Er hatte ein Team von 50 Spezialisten zusammengestellt, die nach sechs Monaten eingehender Untersuchungen und Recherchen 36 Hauptprobleme (sogenannte „Big Points“) festgestellt haben, die den Hauptteil der Verzögerungen und der zusätzlich entstehenden Kosten ausmachen. Und den voraussichtlichen Aufwand neu berechnen sollten. Danach müssen ca. 570 Millionen Euro ausgegeben werden; eine überregionale Boulevardzeitung hatte inklusive der Finanzierung und Ausgaben für die Interim-Spielstätten gar 870 Millionen ausgerechnet. Auch mit den beteiligten Baufirmen muss neu verhandelt werden, so Streitberger: Hier sei der weitaus größte Teil inzwischen in trockenen Tüchern.

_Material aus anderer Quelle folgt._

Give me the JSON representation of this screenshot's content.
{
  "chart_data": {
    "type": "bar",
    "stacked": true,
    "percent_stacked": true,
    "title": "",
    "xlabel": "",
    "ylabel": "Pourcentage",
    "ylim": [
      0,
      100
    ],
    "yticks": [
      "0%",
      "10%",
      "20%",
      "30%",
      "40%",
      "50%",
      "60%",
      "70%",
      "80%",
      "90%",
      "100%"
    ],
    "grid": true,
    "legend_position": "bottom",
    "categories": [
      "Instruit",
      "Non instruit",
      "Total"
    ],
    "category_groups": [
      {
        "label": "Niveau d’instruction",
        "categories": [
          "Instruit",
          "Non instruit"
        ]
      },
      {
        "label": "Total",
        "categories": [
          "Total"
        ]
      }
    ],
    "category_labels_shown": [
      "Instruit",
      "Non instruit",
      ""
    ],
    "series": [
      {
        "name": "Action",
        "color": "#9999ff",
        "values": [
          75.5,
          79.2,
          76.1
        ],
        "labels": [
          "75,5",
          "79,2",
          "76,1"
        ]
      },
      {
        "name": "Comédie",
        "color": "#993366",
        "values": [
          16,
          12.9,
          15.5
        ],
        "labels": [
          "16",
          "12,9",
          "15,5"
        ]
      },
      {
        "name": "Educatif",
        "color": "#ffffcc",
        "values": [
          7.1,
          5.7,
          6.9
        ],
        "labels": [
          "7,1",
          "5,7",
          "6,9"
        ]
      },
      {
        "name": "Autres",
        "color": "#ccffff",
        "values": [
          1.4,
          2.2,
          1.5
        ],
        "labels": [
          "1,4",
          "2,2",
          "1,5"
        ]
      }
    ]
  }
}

Der größte Schwachpunkt ist die Haustechnik (Brandschutz, Elektrik, Lüftung), wo mit Abstand am meisten Mist gebaut wurde; ein großer Teil davon müsse wieder herausgerissen und ganz neu geplant werden. Aber immerhin wolle man die verbaute Technik so weit wie möglich weiter nutzen.
Streitberger sprach von der „schieren Wucht der Zahlen“, aber auch von einer „nach heutigem Stand realistischen Perspektive“. Er hoffe, dass die Stadt die auf 40 Millionen vereinbarte Versicherungssumme ausschöpfen und auch aus den Rechtsstreitigkeiten mit Deerns und beteiligten Firmen noch einiges an Entschädigung herausholen könne. Eine namhafte Kölner Rechtsanwaltskanzlei berät und vertritt die Stadt regelmäßig in diesem Zusammenhang.
Die Frage der Verantwortung kam erst relativ spät auf; Reker sprach von „einigen Teilschuldigen“, sie berichtete, dass das Rechnungsprüfungsamt der Stadt beauftragt sei festzustellen, wer für welchen Fehler verantwortlich sei. Eine Antwort wird im kommenden Herbst erwartet. Streitberger selbst räumte ein, dass er als damaliger Baudezernent zu Beginn der Planungen sein Amt personell deutlich stärker hätte aufstocken müssen. Die Verantwortlichkeiten des letzten Oberbürgermeisters Jürgen Roters und des vorherigen Kulturdezernenten Georg Quander und auch der vorherigen Intendantin des Schauspiels Karin Baier, die sich erfolgreich gegen einen bereits geplanten Neubau des Schauspiels ausgesprochen hatten, wurden auf der Pressekonferenz nur hinter vorgehaltener Hand diskutiert.
Die gute Nachricht nach all dem riesigen Ärger und der großen Enttäuschung: Die Spielstätten im Staatenhaus und in Mülheim sind bis Ende 2022 angemietet. Nur – wie sieht es mit der Motivation der MitarbeiterInnen der Bühnen aus? Bleiben GMD Roth und Intendant Bachmann bis zum Umzug? Die Opernintendantin hatte ihr Bleiben bereits signalisiert. Aber wie sieht es mit qualifizierten Mitarbeitern in der nächsten Führungsetage aus, mit der Anzahl von Abonnenten, mit dem Verkauf von Eintrittskarten? Mit der Motivation von Sponsoren? Wenn man den Kölnern ihre Oper erhalten will, müssen alle mit anpacken – lamentieren nutzt gar nichts.